I have this gift of time and I’m not sure how to make it count, to maximize each minute.

I read an article on happiness and it said that sometimes the pressure of feeling like you have to be happy causes unhappiness. I’m not unhappy. I’m frustrated. Most with CF don’t get what I have. So, perhaps, like happiness, the pressure to make the most of every minute is causing me to be irritated with the time I have and the feeling I’m not doing enough with it.

And then there is trump. Wow. Life makes less sense now than it ever has.



From hero to zero

[I may be the luckiest guy in the world, but even I have moments when I can’t figure out how to get out of a maze. That’s what this post is: my way of looking for an exit.]

For the past two years, my new job has been rough on my ego. More like, crushed what little I have of one. I had planned on being higher up in the food chain when I was hired, with more say over the direction of the company and my own path – a righthand man to the VP.  Ah, but he went and got himself canned the day before I started. Nice, as he was the reason I joined.
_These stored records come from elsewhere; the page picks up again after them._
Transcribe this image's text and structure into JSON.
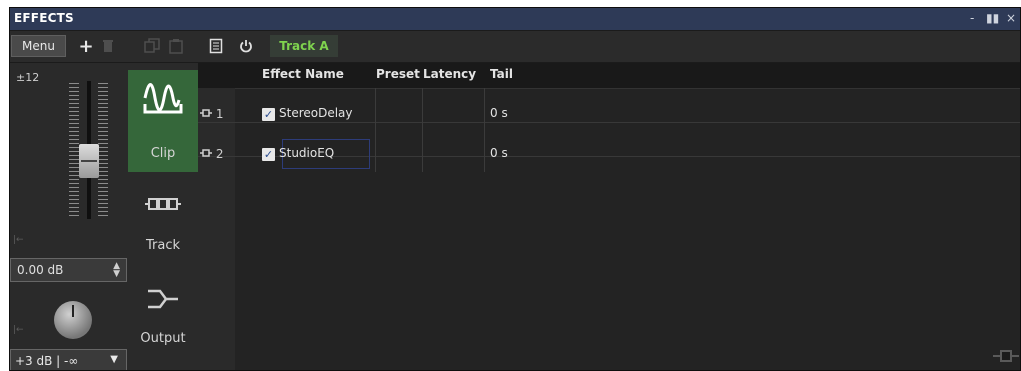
{
  "window": {
    "title": "EFFECTS",
    "controls": [
      "-",
      "▮▮",
      "×"
    ]
  },
  "toolbar": {
    "menu_label": "Menu",
    "track_tab_label": "Track A",
    "icons": [
      "add-icon",
      "delete-icon",
      "copy-icon",
      "paste-icon",
      "list-icon",
      "power-icon"
    ]
  },
  "left_panel": {
    "range_label": "±12",
    "gain_value": "0.00 dB",
    "meter_range": "+3 dB | -∞",
    "fader_level": 0.5
  },
  "tabs": [
    {
      "label": "Clip",
      "icon": "clip-waveform-icon",
      "active": true
    },
    {
      "label": "Track",
      "icon": "track-chain-icon",
      "active": false
    },
    {
      "label": "Output",
      "icon": "output-route-icon",
      "active": false
    }
  ],
  "effects_table": {
    "columns": [
      "Effect Name",
      "Preset",
      "Latency",
      "Tail"
    ],
    "rows": [
      {
        "slot": "1",
        "enabled": true,
        "name": "StereoDelay",
        "preset": "",
        "latency": "",
        "tail": "0 s"
      },
      {
        "slot": "2",
        "enabled": true,
        "name": "StudioEQ",
        "preset": "",
        "latency": "",
        "tail": "0 s"
      }
    ]
  },
  "colors": {
    "accent_green": "#7fd34e",
    "titlebar": "#2e3a57",
    "active_tab": "#35673a",
    "background": "#1b1b1b"
  }
}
Luckily the new company still wanted me. And I’ve treated the last two years as a learning experience with a certain quote ringing round in my empty head: You’re not who you think you are, you’re who others think you are. 

Oh, how I’ve learned that lesson – and many others.
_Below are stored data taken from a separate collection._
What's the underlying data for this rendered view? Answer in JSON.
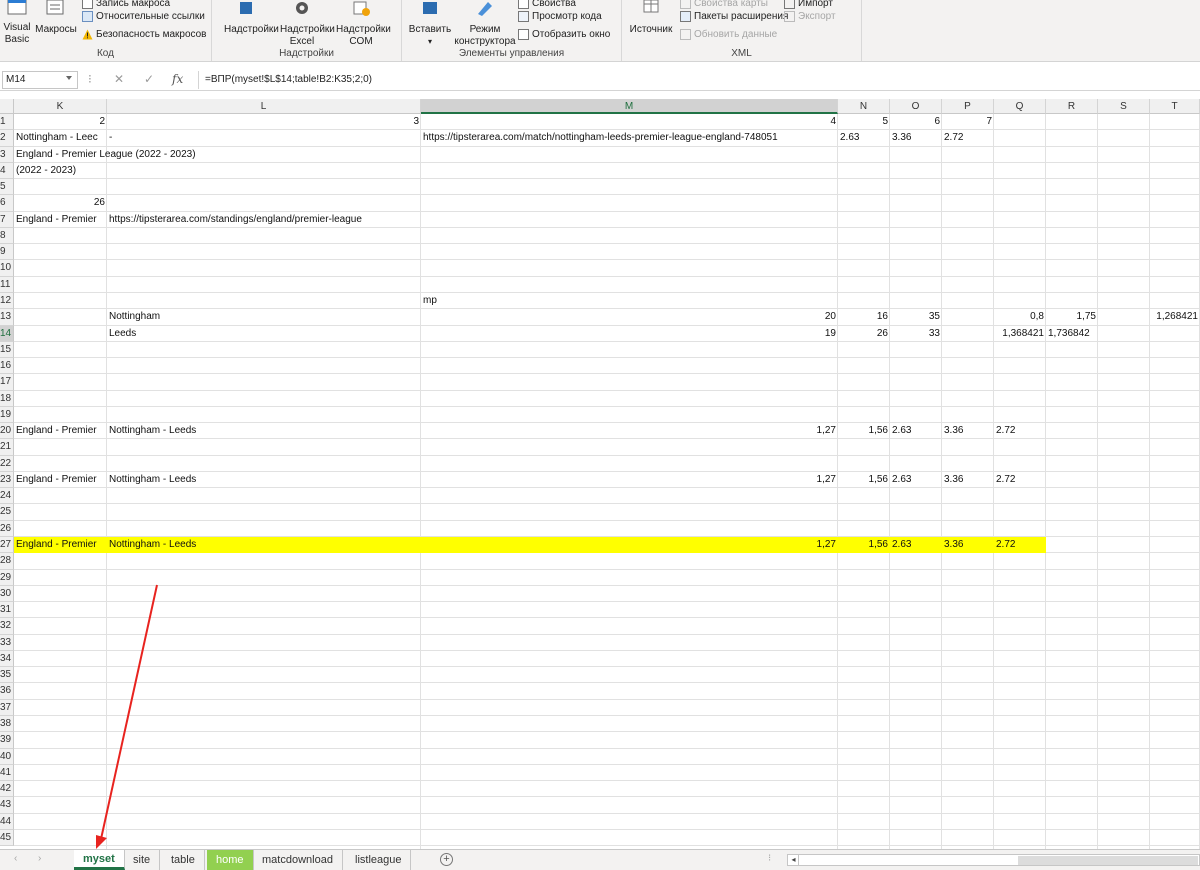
{
  "ribbon": {
    "code_group": {
      "label": "Код",
      "visual_basic": "Visual Basic",
      "macros": "Макросы",
      "record_macro": "Запись макроса",
      "relative_refs": "Относительные ссылки",
      "macro_security": "Безопасность макросов"
    },
    "addins_group": {
      "label": "Надстройки",
      "addins": "Надстройки",
      "excel_addins": "Надстройки Excel",
      "com_addins": "Надстройки COM"
    },
    "controls_group": {
      "label": "Элементы управления",
      "insert": "Вставить",
      "design_mode": "Режим конструктора",
      "properties": "Свойства",
      "view_code": "Просмотр кода",
      "run_dialog": "Отобразить окно"
    },
    "xml_group": {
      "label": "XML",
      "source": "Источник",
      "map_properties": "Свойства карты",
      "expansion_packs": "Пакеты расширения",
      "refresh_data": "Обновить данные",
      "import": "Импорт",
      "export": "Экспорт"
    }
  },
  "formula_bar": {
    "name_box": "M14",
    "fx": "fx",
    "cancel": "✕",
    "enter": "✓",
    "formula": "=ВПР(myset!$L$14;table!B2:K35;2;0)"
  },
  "grid": {
    "columns": [
      "K",
      "L",
      "M",
      "N",
      "O",
      "P",
      "Q",
      "R",
      "S",
      "T"
    ],
    "selected_column": "M",
    "selected_row": "14",
    "rows": [
      "1",
      "2",
      "3",
      "4",
      "5",
      "6",
      "7",
      "8",
      "9",
      "10",
      "11",
      "12",
      "13",
      "14",
      "15",
      "16",
      "17",
      "18",
      "19",
      "20",
      "21",
      "22",
      "23",
      "24",
      "25",
      "26",
      "27",
      "28",
      "29",
      "30",
      "31",
      "32",
      "33",
      "34",
      "35",
      "36",
      "37",
      "38",
      "39",
      "40",
      "41",
      "42",
      "43",
      "44",
      "45"
    ],
    "cells": [
      {
        "r": 1,
        "c": "K",
        "v": "2",
        "num": true
      },
      {
        "r": 1,
        "c": "L",
        "v": "3",
        "num": true
      },
      {
        "r": 1,
        "c": "M",
        "v": "4",
        "num": true
      },
      {
        "r": 1,
        "c": "N",
        "v": "5",
        "num": true
      },
      {
        "r": 1,
        "c": "O",
        "v": "6",
        "num": true
      },
      {
        "r": 1,
        "c": "P",
        "v": "7",
        "num": true
      },
      {
        "r": 2,
        "c": "K",
        "v": "Nottingham - Leec"
      },
      {
        "r": 2,
        "c": "L",
        "v": "-"
      },
      {
        "r": 2,
        "c": "M",
        "v": "https://tipsterarea.com/match/nottingham-leeds-premier-league-england-748051"
      },
      {
        "r": 2,
        "c": "N",
        "v": "2.63"
      },
      {
        "r": 2,
        "c": "O",
        "v": "3.36"
      },
      {
        "r": 2,
        "c": "P",
        "v": "2.72"
      },
      {
        "r": 3,
        "c": "K",
        "v": "England - Premier League (2022 - 2023)"
      },
      {
        "r": 4,
        "c": "K",
        "v": "(2022 - 2023)"
      },
      {
        "r": 6,
        "c": "K",
        "v": "26",
        "num": true
      },
      {
        "r": 7,
        "c": "K",
        "v": "England - Premier"
      },
      {
        "r": 7,
        "c": "L",
        "v": "https://tipsterarea.com/standings/england/premier-league"
      },
      {
        "r": 12,
        "c": "M",
        "v": "mp"
      },
      {
        "r": 13,
        "c": "L",
        "v": "Nottingham"
      },
      {
        "r": 13,
        "c": "M",
        "v": "20",
        "num": true
      },
      {
        "r": 13,
        "c": "N",
        "v": "16",
        "num": true
      },
      {
        "r": 13,
        "c": "O",
        "v": "35",
        "num": true
      },
      {
        "r": 13,
        "c": "Q",
        "v": "0,8",
        "num": true
      },
      {
        "r": 13,
        "c": "R",
        "v": "1,75",
        "num": true
      },
      {
        "r": 13,
        "c": "T",
        "v": "1,268421",
        "num": true
      },
      {
        "r": 14,
        "c": "L",
        "v": "Leeds"
      },
      {
        "r": 14,
        "c": "M",
        "v": "19",
        "num": true
      },
      {
        "r": 14,
        "c": "N",
        "v": "26",
        "num": true
      },
      {
        "r": 14,
        "c": "O",
        "v": "33",
        "num": true
      },
      {
        "r": 14,
        "c": "Q",
        "v": "1,368421",
        "num": true
      },
      {
        "r": 14,
        "c": "R",
        "v": "1,736842"
      },
      {
        "r": 20,
        "c": "K",
        "v": "England - Premier"
      },
      {
        "r": 20,
        "c": "L",
        "v": "Nottingham - Leeds"
      },
      {
        "r": 20,
        "c": "M",
        "v": "1,27",
        "num": true
      },
      {
        "r": 20,
        "c": "N",
        "v": "1,56",
        "num": true
      },
      {
        "r": 20,
        "c": "O",
        "v": "2.63"
      },
      {
        "r": 20,
        "c": "P",
        "v": "3.36"
      },
      {
        "r": 20,
        "c": "Q",
        "v": "2.72"
      },
      {
        "r": 23,
        "c": "K",
        "v": "England - Premier"
      },
      {
        "r": 23,
        "c": "L",
        "v": "Nottingham - Leeds"
      },
      {
        "r": 23,
        "c": "M",
        "v": "1,27",
        "num": true
      },
      {
        "r": 23,
        "c": "N",
        "v": "1,56",
        "num": true
      },
      {
        "r": 23,
        "c": "O",
        "v": "2.63"
      },
      {
        "r": 23,
        "c": "P",
        "v": "3.36"
      },
      {
        "r": 23,
        "c": "Q",
        "v": "2.72"
      },
      {
        "r": 27,
        "c": "K",
        "v": "England - Premier"
      },
      {
        "r": 27,
        "c": "L",
        "v": "Nottingham - Leeds"
      },
      {
        "r": 27,
        "c": "M",
        "v": "1,27",
        "num": true
      },
      {
        "r": 27,
        "c": "N",
        "v": "1,56",
        "num": true
      },
      {
        "r": 27,
        "c": "O",
        "v": "2.63"
      },
      {
        "r": 27,
        "c": "P",
        "v": "3.36"
      },
      {
        "r": 27,
        "c": "Q",
        "v": "2.72"
      }
    ],
    "highlight_row": 27,
    "highlight_color": "#ffff00"
  },
  "sheet_tabs": {
    "tabs": [
      "myset",
      "site",
      "table",
      "home",
      "matcdownload",
      "listleague"
    ],
    "active": "myset",
    "green_tab": "home",
    "add_label": "+"
  },
  "annotation_color": "#e8231f",
  "accent_color": "#217346"
}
A headstrong group of individuals on the team is a chummy bunch and blocks others from being part of important decisions. It’s a fan club of 3 using the Hollywood style of complimenting each other (you’re great; no, you’re greater). I’m living a life of exile thanks to this inexperienced trio, which ironically I was supposed to have some creative control over.

The deepest cut happened when a replacement manager, who is a pal of the threesome, joined, reinforcing my downward trajectory from hero to zero. If there is a silver lining, I’m not alone in my frustration with the Hollywood 3 or the new manager and his weak management style. But as good as it feels to know others suffer too, it doesn’t grant me input and influence in projects.

I’m shooting to live at least another 3.5 years to see my daughter graduate from high school. How I’m going to fill my time between now and then (other than time spent in the hospital and doctors’ offices) is the question that haunts me.

It’s impossible not to ask: What if?

What if I didn’t have cystic fibrosis? This frigging nightmare disease cuts into every decision of my life. Some might just take it easy and collect a check. Or find another job, which isn’t easy to do with cf. I need to feel like I have value and I’m spending my time well. But it’s a heavy load when cf and others control my destiny and I can’t figure out how to move forward.